Tipping the Scales: How a loophole in current education law allows inequities in education spending

There is a major loophole in how the country’s low-income schools are funded, and it needs to close.

This is West Dillon Elementary.

This is East Dillon Elementary.

East Dillon has 200 students and 10 teachers.

West Dillon has 200 students and 10 teachers.

At first glance, these hypothetical schools look the same. But they’re not.

Eighty percent of East Dillon’s children live in poverty. It is considered a low-income school. Or, as defined by the Elementary and Secondary Education Act, also known as No Child Left Behind, East Dillon is a Title I school.

West Dillon’s students are better off. Only 20 percent of them come from low-income families. Thus, West Dillon is not a Title I school.

Each year, the federal government gives the Dillon School District extra funds to spend on resources for students in Title I schools.

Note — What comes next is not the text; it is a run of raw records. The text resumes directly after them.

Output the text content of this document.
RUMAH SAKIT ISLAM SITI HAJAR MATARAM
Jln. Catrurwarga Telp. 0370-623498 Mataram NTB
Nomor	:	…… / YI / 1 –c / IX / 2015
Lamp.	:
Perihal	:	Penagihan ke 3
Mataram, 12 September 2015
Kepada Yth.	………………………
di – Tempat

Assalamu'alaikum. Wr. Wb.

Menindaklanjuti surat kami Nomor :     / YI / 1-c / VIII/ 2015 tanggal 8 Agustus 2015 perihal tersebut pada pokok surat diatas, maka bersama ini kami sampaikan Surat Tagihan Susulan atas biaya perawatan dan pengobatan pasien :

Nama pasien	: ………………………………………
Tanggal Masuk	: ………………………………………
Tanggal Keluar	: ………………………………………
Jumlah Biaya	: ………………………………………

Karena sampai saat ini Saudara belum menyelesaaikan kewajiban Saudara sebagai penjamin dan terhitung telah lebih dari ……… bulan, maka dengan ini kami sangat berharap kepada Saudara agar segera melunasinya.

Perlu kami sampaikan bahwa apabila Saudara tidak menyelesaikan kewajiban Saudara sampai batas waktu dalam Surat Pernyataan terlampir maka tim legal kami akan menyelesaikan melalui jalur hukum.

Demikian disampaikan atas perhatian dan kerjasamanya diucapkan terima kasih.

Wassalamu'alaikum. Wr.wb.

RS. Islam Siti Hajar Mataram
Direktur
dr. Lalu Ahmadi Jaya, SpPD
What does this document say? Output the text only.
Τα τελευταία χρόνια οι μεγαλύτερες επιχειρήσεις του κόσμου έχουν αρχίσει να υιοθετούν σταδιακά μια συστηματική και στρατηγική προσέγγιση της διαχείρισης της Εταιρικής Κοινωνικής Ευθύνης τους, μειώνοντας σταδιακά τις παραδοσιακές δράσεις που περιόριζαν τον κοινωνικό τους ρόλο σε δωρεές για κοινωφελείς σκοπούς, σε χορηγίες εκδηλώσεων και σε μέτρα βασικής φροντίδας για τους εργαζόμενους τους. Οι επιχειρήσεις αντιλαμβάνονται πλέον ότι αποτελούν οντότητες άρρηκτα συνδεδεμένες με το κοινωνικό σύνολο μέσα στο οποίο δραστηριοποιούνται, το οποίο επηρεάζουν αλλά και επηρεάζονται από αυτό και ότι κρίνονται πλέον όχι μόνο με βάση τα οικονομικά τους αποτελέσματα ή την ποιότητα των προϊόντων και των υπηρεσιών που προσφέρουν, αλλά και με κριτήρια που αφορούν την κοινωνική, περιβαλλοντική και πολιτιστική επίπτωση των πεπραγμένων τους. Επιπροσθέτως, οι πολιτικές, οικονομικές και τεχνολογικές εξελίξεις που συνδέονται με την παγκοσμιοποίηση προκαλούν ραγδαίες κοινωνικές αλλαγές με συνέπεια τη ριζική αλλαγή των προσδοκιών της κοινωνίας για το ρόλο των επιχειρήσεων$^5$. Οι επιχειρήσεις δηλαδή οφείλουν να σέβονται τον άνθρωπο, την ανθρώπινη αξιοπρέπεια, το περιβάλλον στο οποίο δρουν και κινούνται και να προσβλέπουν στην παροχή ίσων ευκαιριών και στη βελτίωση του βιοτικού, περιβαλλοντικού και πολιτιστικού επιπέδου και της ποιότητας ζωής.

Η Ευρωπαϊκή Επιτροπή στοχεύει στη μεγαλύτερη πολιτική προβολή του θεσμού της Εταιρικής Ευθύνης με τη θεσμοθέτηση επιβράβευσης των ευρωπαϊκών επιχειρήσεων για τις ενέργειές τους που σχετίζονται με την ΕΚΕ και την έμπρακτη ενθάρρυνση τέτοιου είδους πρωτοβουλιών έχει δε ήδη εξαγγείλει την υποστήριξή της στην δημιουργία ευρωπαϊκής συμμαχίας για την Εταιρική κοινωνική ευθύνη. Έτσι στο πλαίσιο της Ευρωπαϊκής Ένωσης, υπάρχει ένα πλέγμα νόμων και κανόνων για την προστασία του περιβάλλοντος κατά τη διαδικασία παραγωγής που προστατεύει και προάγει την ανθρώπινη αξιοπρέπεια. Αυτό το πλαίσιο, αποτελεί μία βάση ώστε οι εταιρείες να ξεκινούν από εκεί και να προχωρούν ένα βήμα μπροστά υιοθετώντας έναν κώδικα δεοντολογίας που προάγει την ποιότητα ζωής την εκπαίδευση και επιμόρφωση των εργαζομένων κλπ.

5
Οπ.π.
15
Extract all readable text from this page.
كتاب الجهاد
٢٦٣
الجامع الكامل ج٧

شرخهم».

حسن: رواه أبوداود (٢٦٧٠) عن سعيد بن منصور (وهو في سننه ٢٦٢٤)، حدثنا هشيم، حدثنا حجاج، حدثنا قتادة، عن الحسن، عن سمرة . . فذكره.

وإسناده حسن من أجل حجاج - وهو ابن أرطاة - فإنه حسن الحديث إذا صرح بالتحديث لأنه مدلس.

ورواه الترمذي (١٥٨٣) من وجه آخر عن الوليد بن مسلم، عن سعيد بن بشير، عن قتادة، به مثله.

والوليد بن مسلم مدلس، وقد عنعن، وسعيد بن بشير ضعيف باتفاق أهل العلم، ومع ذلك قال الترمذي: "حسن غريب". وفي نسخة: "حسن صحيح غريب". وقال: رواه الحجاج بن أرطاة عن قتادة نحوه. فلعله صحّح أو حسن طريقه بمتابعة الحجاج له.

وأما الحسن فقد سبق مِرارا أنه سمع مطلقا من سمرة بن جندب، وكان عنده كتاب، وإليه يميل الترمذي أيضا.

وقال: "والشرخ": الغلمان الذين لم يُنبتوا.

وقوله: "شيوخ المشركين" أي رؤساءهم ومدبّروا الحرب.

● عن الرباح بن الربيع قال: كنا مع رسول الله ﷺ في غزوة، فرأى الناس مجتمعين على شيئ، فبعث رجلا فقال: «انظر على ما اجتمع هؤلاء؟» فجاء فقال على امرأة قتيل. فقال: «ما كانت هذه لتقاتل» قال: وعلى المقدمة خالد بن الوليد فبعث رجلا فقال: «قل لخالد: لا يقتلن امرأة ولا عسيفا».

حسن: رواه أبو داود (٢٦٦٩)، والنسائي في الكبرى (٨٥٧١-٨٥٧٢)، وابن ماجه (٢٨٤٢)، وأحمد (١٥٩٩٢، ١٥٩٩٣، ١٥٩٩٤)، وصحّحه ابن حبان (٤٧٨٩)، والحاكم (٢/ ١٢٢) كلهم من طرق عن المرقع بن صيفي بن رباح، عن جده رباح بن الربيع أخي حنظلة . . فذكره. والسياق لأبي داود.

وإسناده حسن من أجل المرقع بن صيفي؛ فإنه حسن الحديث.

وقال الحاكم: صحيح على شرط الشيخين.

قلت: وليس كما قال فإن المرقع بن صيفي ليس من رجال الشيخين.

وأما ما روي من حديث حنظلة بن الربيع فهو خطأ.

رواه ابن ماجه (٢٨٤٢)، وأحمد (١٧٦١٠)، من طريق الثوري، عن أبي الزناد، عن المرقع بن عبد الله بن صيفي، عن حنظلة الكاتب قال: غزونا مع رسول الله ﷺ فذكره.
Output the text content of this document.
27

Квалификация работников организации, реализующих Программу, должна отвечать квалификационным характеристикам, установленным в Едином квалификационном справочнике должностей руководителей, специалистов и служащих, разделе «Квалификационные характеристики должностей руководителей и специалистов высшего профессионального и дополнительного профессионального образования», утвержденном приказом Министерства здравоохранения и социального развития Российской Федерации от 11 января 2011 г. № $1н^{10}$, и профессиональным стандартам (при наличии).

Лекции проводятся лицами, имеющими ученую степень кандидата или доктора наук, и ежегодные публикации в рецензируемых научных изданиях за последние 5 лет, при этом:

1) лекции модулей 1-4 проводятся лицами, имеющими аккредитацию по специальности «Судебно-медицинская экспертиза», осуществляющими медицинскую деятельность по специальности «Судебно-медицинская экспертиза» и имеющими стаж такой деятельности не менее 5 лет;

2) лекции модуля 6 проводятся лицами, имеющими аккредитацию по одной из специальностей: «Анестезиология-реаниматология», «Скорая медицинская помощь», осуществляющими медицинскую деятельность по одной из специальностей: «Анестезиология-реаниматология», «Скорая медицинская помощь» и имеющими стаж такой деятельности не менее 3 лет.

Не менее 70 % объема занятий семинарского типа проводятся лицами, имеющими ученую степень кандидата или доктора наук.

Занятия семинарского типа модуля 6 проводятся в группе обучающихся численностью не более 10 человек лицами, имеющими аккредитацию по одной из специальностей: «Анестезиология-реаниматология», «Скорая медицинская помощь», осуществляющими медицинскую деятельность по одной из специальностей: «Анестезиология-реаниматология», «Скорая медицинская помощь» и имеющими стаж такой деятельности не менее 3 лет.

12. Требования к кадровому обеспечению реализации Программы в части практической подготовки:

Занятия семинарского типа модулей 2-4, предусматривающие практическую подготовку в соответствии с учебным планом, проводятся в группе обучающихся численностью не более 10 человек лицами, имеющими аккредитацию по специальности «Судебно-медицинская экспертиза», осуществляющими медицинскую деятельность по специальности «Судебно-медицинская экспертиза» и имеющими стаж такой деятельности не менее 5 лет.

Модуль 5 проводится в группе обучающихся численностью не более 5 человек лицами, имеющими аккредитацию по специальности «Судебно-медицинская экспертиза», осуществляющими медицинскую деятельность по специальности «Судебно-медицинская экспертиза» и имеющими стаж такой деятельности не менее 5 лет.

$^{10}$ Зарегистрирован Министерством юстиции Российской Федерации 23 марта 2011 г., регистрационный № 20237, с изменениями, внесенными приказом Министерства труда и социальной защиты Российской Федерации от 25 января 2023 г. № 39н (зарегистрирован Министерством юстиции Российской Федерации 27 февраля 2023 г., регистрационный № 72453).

But in order to qualify for this federal money, the Dillon School District must show that it is spending its state and local money on the two schools equally. This is called comparability, and it’s meant to ensure that schools in a district are funded equally by state and local resources, and that Title I provides additional funds to the low-income schools that need more help.

But there’s a loophole.

Typically, school districts show that their Title I and non-Title I schools have “comparable” services by showing similar student-teacher ratios. But let’s take a closer look.

Most of East Dillon’s teachers are new to the field and make an average salary of $45,000 a year. West Dillon’s teachers, on the other hand, have been teaching for an average of 20 years and make $65,000 a year. So while the two schools have the same amount of teachers and the same amount of students, West Dillon spends more money on its teachers than East Dillon does. Which means West Dillon also spends more money per student than East Dillon. That’s hardly comparable, and it adds up to a big difference in total spending.

This comparability provision is misleading. Districts should have to show that schools receive comparable resources—in actual dollars per pupil.

East Dillon should get its fair share of state and local funds to provide basic services to its lower income students. High-poverty schools need to be able to support new teachers, offer incentives for effective veterans to stay, and use strategies like expanded learning time to enhance the educational experience of students in high-poverty schools.

It’s time to stop shortchanging our most vulnerable students and finally close the comparability loophole.